Birçok yazarın COVID-19'da küresel bir meydan okuma olarak bahsettiği gibi: kapsayıcı ve sürdürülebilir bir gelecek makalesine doğru (s. e312), COVID-19 aynı zamanda bir eğitim krizi de getirdi, dünyanın dört bir yanındaki hükümetler sosyal mesafeyi zorlamak ve viral bulaşmayı yavaşlatmak amacıyla okulları geçici olarak kapattı. Birleşmiş Milletler Eğitim, Bilim ve Kültür Örgütü (UNESCO), 150 ülkede 19 milyar öğrencinin okula gitmediğini, dünya öğrenci nüfusunun %60'ının etkilendiğini tahmin ediyor.

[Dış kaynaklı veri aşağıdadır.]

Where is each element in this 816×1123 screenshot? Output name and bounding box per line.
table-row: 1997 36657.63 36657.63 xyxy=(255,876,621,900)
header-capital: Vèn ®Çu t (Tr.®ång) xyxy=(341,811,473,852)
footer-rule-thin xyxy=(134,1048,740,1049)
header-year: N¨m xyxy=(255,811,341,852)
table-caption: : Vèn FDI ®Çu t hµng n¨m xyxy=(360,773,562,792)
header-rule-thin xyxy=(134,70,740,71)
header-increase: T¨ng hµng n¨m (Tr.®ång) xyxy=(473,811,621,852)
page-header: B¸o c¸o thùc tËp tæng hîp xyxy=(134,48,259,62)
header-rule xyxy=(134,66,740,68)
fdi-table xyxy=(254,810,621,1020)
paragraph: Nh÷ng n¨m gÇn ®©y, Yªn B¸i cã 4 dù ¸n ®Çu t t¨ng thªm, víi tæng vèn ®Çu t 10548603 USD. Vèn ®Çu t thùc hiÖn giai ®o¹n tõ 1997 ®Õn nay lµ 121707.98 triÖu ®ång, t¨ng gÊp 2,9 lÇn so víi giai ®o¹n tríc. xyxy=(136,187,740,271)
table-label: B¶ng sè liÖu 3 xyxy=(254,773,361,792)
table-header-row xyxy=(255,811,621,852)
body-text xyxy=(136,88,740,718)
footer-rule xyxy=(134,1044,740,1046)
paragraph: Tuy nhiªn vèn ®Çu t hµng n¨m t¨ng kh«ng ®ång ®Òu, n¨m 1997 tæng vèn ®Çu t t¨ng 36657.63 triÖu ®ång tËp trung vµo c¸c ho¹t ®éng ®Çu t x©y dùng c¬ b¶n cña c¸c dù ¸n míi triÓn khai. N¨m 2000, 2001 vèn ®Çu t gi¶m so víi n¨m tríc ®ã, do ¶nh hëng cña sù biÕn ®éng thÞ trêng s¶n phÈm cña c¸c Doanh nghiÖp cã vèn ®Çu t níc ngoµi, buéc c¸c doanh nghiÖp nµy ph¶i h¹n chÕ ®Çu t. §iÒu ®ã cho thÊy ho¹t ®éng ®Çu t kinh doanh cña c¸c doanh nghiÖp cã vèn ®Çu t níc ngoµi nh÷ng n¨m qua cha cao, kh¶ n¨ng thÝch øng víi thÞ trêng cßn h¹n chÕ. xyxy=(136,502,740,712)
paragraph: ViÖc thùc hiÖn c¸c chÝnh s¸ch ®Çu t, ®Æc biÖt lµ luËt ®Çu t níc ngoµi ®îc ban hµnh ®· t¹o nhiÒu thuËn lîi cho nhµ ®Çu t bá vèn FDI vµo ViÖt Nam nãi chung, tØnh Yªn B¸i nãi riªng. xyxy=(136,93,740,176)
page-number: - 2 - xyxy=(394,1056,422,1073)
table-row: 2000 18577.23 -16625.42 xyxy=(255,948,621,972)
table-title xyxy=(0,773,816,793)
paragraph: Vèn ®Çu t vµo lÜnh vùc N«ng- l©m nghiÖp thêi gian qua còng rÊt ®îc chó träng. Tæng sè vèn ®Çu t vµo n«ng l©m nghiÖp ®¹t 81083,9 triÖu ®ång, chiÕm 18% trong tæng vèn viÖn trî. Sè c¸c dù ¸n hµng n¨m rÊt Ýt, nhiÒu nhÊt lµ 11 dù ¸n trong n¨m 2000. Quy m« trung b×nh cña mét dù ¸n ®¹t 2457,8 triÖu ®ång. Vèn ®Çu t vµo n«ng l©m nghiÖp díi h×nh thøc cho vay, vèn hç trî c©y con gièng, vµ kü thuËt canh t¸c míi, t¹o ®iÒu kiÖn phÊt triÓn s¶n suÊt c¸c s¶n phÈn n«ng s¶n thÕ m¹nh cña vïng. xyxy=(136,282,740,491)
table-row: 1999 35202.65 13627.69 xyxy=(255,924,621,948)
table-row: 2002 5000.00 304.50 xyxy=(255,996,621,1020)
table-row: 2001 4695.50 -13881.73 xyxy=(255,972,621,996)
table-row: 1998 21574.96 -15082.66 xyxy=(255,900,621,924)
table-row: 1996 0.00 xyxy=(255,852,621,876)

Araştırmalar, eğitime erişimin kaybının yalnızca kısa vadede öğrenmeyi azaltmakla kalmayıp aynı zamanda uzun vadede okul terk oranlarını artırdığını ve gelecekteki sosyoekonomik fırsatları azalttığını göstermiştir.
Sonuç
Küresel düzeyde eğitime dahil olmanın sayısız zorluğu vardır. Bunların çoğu aynı zamanda Avrupa'da da bölgesel düzeyde kendini gösterirken bulunabilir. Bu bölüm, Increa+ projesinin doğrudan ele alacağı ve kapsayıcı eğitimin uygulanması için yaygın olan bazı risklere bakmaya çalıştı.
Göç, araştırmacılar ve öğretmenler tarafından, tüm yönleriyle farklı tür ve derecelerde riskler sunması nedeniyle, kapsayıcılığın en yaygın zorluklarından biri olarak bulunmuştur. Göçten kaynaklanabilecek kapsayıcılığın önündeki kültürel, din, cinsiyet, ırksal engellerin yanı sıra bununla birlikte zihinsel sağlık etkilerini unutmadan gelebilecek ayrımcılık ve klişelere baktığımızda ,kapsayıcı eğitim açısından göçün karmaşık bir konu olduğunu güvenle söyleyebiliriz
İster fiziksel ister zihinsel engelli isterse BEP 'li öğrenciler olsun, engelliler kapsayıcı eğitim için başka bir büyük zorluk teşkil ediyor, zorluklar yelpazesi oldukça geniş ve ülke bağlamına, engelliliğe ve genellikle finansmana bağlı olarak değişiyor. Aslında, finansman düşünüldüğünde, yoksulluğun eğitim bağlamlarında doğrudan dışlanma ile bağlantılı olduğu bulunmuştur. Bu, öğrenci ortamlarına yapılan tesis ve yatırım eksikliğinden, yetersiz öğretmen eğitiminden, artan harcamalardan, ulaşımdan, sağlık hizmetlerinden ve daha birçok şeyden kaynaklanmaktadır.
Üstün zekalılık ve yetenek, bu bölümde de tartışılan ve Increa+ projesi aracılığıyla ele alınacak olan, kapsayıcılık için bir temel oluşturan iki kategoridir. Öğrenme biçimleri, süreçleri ve ihtiyaçları sınıftaki diğerlerinden farklıdır ve çoğu zaman gerektiği gibi ilgilenilmez. Herkese uyan model, “yetenekli” çocuklara hitap edemez, bu nedenle kapsayıcılık için bir zorluk haline gelir.
Yukarıda belirtilen zorlukların tümü, Covid-19 salgını sırasında daha da arttı. Artık sosyal mesafe ve çevrimiçi eğitim ortamında tüm risklerin ve engellerin öne çıkması ve aşılması daha da zor hale gelmesiyle birlikte kapsayıcılık açısından uçurumun genişlediğini görebiliyoruz. Eğitimde kapsayıcılığın sağlanması açısından ilerlemek için gerçekten anahtar olacak şey, öğretmen eğitimi, kaynaklarda iyileştirme ve zorlukları ele almak ve riskleri önlemek için uzun vadeli ve sürdürülebilir stratejiler olacaktır.